Momento de una pausa activa

El comienzo del año es un tiempo que las personas toman para reflexionar y dar un repaso de su año anterior. Observar qué se ha conseguido y qué es lo que este año que viene quieres lograr, tanto en el ámbito personal como en el ámbito profesional, es clave para evolucionar.

Así, a raíz de este momento de reflexión, surgen las pausas activas. Pero, ¿qué son exactamente las pausas activas?

Se trata de periodos de tiempo que las personas llevan, o deberían llevar, a cabo durante la jornada laboral. El fin es tomar un poco de perspectiva de lo que se está haciendo y coger fuerzas para continuar.

La pausa activa no tiene nada que ver con dejar el trabajo a tiempo, sino que es un momento en el tiempo para relajarse y liberar el estrés y la tensión que protagonizan tu día a día. ¡Es necesario tener momentos de calma y tranquilidad!

Los resultados son notables ya que no solo despeja tu mente, sino que relaja tus músculos, aliviando el cansancio, el dolor y la fatiga.

Vamos a conocer un poco más sobre este concepto, hablando de cuál es la forma idónea de realizar la pausa activa y de la importancia que tiene llevarla a cabo.

¿Cómo se hacen las pausas activas?

Las pausas activas se pueden realizar de diferentes maneras, pero en todas ellas conseguirás el objetivo que buscas: desconectar.

Si tu trabajo conlleva pasar muchas horas sentado en una misma posición, lo ideal es levantarse durante la pausa activa y andar un poco por el espacio.

Por el contrario, si tu trabajo requiere estar de pie durante horas, lo mejor es tomar un descanso sentado y relajar, así, la tensión en piernas.

Ya sea de pie o sentado, conviene, además, realizar una serie de respiraciones más profundas. Estas deben ser rítmicas, pero también lentas.

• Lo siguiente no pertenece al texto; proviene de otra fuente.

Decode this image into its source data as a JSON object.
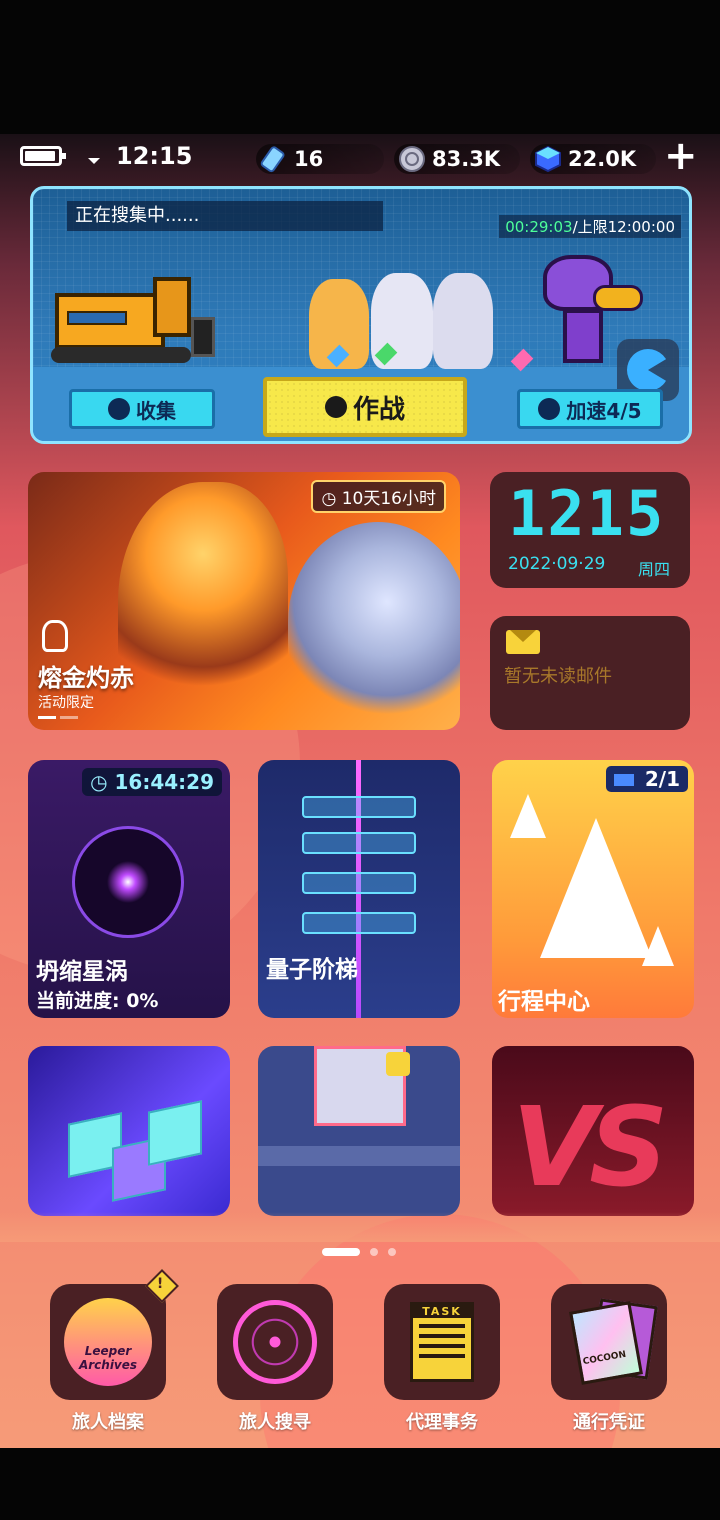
{
  "status_bar": {
    "time": "12:15",
    "resources": [
      {
        "icon": "energy-cell-icon",
        "value": "16"
      },
      {
        "icon": "coin-icon",
        "value": "83.3K"
      },
      {
        "icon": "cube-gem-icon",
        "value": "22.0K"
      }
    ],
    "add_icon": "plus-icon"
  },
  "expedition": {
    "status": "正在搜集中......",
    "elapsed": "00:29:03",
    "limit": "/上限12:00:00",
    "collect_label": "收集",
    "battle_label": "作战",
    "speedup_label": "加速4/5"
  },
  "event_card": {
    "countdown": "10天16小时",
    "title": "熔金灼赤",
    "subtitle": "活动限定"
  },
  "clock_widget": {
    "time": "1215",
    "date": "2022·09·29",
    "weekday": "周四"
  },
  "mail_widget": {
    "text": "暂无未读邮件"
  },
  "tiles": {
    "vortex": {
      "timer": "16:44:29",
      "title": "坍缩星涡",
      "progress": "当前进度:  0%"
    },
    "quantum": {
      "title": "量子阶梯"
    },
    "journey": {
      "badge": "2/1",
      "title": "行程中心"
    },
    "vs": {
      "text": "VS"
    }
  },
  "pager": {
    "current": 1,
    "total": 3
  },
  "dock": [
    {
      "label": "旅人档案",
      "art_text": "Leeper Archives"
    },
    {
      "label": "旅人搜寻"
    },
    {
      "label": "代理事务",
      "art_text": "TASK"
    },
    {
      "label": "通行凭证",
      "art_text": "COCOON"
    }
  ],
  "colors": {
    "accent_cyan": "#3ae0f0",
    "battle_yellow": "#f7e84a",
    "widget_bg": "#4a2024"
  }
}
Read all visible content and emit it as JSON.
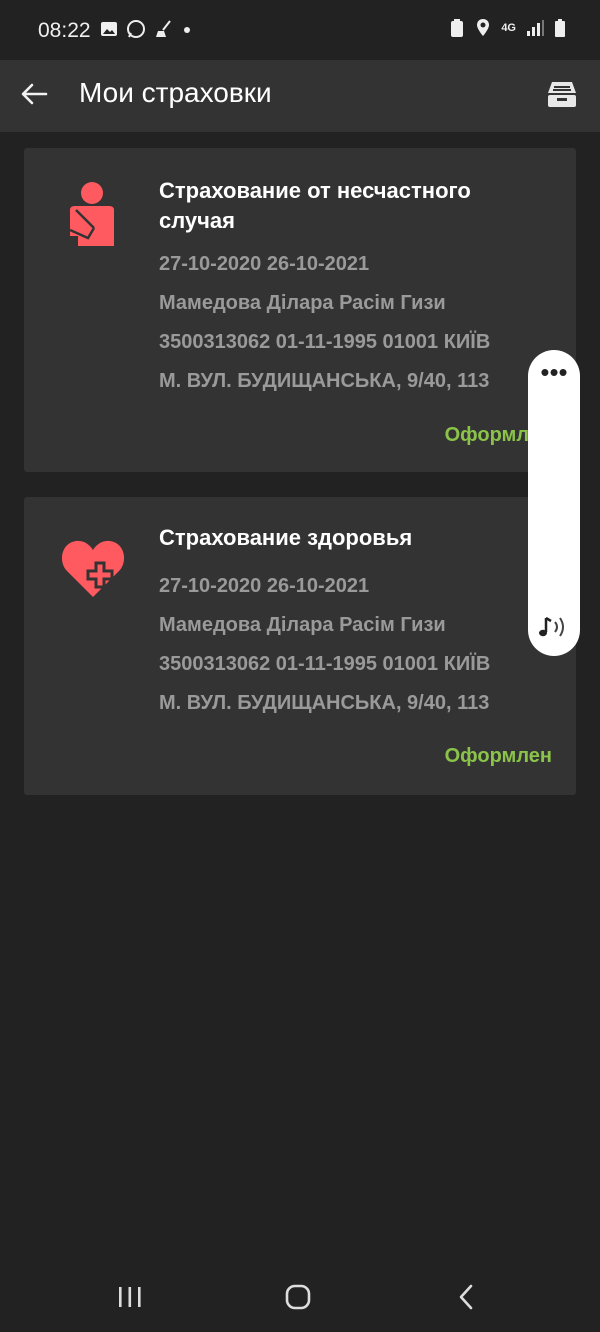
{
  "status_bar": {
    "time": "08:22",
    "left_icons": [
      "gallery-icon",
      "whatsapp-icon",
      "broom-icon",
      "dot-icon"
    ],
    "right_icons": [
      "battery-saver-icon",
      "location-icon",
      "4g-icon",
      "signal-icon",
      "battery-icon"
    ],
    "network": "4G"
  },
  "app_bar": {
    "title": "Мои страховки",
    "back_icon": "arrow-left-icon",
    "action_icon": "inbox-tray-icon"
  },
  "policies": [
    {
      "icon": "injured-person-icon",
      "title": "Страхование от несчастного случая",
      "dates": "27-10-2020 26-10-2021",
      "name": "Мамедова Ділара Расім Гизи",
      "id_line": "3500313062 01-11-1995 01001 КИЇВ",
      "address": "М. ВУЛ. БУДИЩАНСЬКА, 9/40, 113",
      "status": "Оформлен"
    },
    {
      "icon": "heart-plus-icon",
      "title": "Страхование здоровья",
      "dates": "27-10-2020 26-10-2021",
      "name": "Мамедова Ділара Расім Гизи",
      "id_line": "3500313062 01-11-1995 01001 КИЇВ",
      "address": "М. ВУЛ. БУДИЩАНСЬКА, 9/40, 113",
      "status": "Оформлен"
    }
  ],
  "floating_panel": {
    "menu_icon": "more-dots-icon",
    "sound_icon": "music-note-sound-icon"
  },
  "nav_bar": {
    "buttons": [
      "recent-apps-icon",
      "home-icon",
      "back-icon"
    ]
  },
  "colors": {
    "background": "#222222",
    "surface": "#333333",
    "accent_red": "#ff5a5f",
    "status_green": "#8bc34a",
    "secondary_text": "#9a9a9a"
  }
}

El fin es conseguir un estado de relajación para poder redefinir tu método de trabajo o estrategia.

También, para realizar una pausa activa correctamente, se recomienda realizar estiramientos en los músculos más agarrotados durante el trabajo. Estos estiramientos deben ser eficaces, por lo que una duración de, al menos, diez segundos estaría bien.

Y, ¿cuándo se deben realizar estas pausas activas? Lo que más se recomienda es realizar esta pausa activa justo antes de iniciar la jornada laboral. Así, nos tomamos un tiempo para organizar nuestro día, planificando los objetivos, así como las reuniones y otros aspectos diarios.

Después, se pueden hacer mini pausas activas cada dos o tres horas durante la jornada, pero la duración de esta será entre cinco y diez minutos.

La importancia de realizar pausas activas

Se ve claro, de esta manera, que las pausas activas se convierten en un aspecto importante de nuestro día a día laboral.

Los beneficios que aporta son notables y, entre ellos, podemos destacar tres: en primer lugar, se optimiza la atención y la concentración en el trabajo; en segundo, lugar, se reduce el estrés; y, por último, desaparece la sensación de cansancio o fatiga.